Deloitte’s 2013 Global Contact Center Survey Report shows that contact centers continue to grow, with 77% of those polled saying they expect to maintain their size or expand within the next two years, with growth driven in large part by the need to improve service. For the report, Deloitte surveyed 560 contact centers across four continents and seven industries including the public sector, software tech, media, telecom, healthcare and financial services.
While smaller brands and organizations are typically agile and better able to adapt to changing customer expectations and emerging customer service channels, large contact centers tend to be challenged with making the best out of the technology they have, siloed customer data and set-in-stone policies and procedures. This makes noticeably improving customer service and the customer experience at scale to compete with digital disruptors and an always-online global marketplace a monumental task.
Let’s Take it from the Top
If you did have to move a mountain, it would be easiest to start from the top, and as a positive, the majority of contact centers polled by Deloitte have a solid footing in knowing where they want and need to go: 82% view the customer experience as a competitive differentiator, and view accuracy and quality of information provided (82%), as well as ease of interaction (73%), as the most important attributes of a quality customer experience. Only 6% of those polled believe speed of interaction to be the most important attribute in customer experience quality, showing that contact centers are ready to set aside frustrating scripts, auto-responses and CSRs bound by strict time limits to achieve increased first contact resolution and a more authentic customer experience – two items that are harder to measure, yet incredibly important to customer satisfaction.
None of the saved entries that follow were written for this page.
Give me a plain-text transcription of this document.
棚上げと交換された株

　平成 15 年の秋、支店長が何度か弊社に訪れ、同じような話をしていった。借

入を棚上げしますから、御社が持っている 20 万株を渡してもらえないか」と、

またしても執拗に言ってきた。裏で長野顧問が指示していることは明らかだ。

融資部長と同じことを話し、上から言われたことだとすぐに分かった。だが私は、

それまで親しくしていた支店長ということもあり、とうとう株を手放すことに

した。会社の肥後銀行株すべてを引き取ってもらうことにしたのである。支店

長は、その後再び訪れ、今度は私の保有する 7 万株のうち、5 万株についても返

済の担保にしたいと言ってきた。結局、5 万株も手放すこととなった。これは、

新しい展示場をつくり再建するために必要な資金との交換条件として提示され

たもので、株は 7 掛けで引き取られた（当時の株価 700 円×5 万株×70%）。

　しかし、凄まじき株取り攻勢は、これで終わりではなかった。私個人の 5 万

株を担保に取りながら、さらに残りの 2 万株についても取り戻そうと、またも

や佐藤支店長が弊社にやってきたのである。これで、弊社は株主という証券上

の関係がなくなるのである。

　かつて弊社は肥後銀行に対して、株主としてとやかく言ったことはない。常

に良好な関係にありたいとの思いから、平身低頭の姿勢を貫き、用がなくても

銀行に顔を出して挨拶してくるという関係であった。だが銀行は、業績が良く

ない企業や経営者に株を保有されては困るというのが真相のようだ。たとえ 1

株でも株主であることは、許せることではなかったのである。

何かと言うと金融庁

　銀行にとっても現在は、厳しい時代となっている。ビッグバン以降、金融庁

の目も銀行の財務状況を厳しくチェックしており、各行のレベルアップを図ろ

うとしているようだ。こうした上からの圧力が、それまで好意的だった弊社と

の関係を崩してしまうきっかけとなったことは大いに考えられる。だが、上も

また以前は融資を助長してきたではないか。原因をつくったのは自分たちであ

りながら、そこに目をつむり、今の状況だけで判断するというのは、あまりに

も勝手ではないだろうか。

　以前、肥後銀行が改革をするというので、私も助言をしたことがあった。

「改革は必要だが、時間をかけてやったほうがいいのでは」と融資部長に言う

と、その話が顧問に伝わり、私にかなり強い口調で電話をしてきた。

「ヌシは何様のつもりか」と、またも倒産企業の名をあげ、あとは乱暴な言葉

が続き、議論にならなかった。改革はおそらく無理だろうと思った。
Support for customer experience changes that rewrite the rules of the contact center must start at the top, however, in creating what Forrester calls the “customer experience ecosystem,” an interdependent ecosystem of employees, partners, processes, policies, and technology on which every customer experience relies.
Blazing the Trail for Social and Mobile Service
Beyond the focus on the customer experience is a set of customer support hurdles that done right, can be the stuff of which customer service legends are made; and done wrong, can spell brand disaster: integrating not one, but two, emerging and converging customer service channels as quickly as possible: social media and mobile. The contact centers polled by Deloitte expect service and support request volume to only grow in the next one to two years with email (36%), social media (38%), voice (32%) and mobile (30%) leading the way. Today, only 33% of contact centers polled use social media as a contact channel, and only 13% are capturing the customer feedback from their social media accounts (13%).
The Elusive Summit: The 360-Degree View of the Customer
Which brings us to the next uphill climb. When asked how integrated reporting and analytics were across channels, 34% of contact centers reported somewhat, 28% said completely, but almost an equal amount (22%) said their reporting and analytics were completely separated by channel. Sixteen (16%) said they didn’t know.
It’s a long road ahead for growing contact centers. Most have a long way to go and a short time to get there in incorporating the next generation of customer service channels, and an equal number will have to move mountains within their organization to centralize service, feedback and analytics to get to a 360-degree view of the customer and a better customer experience.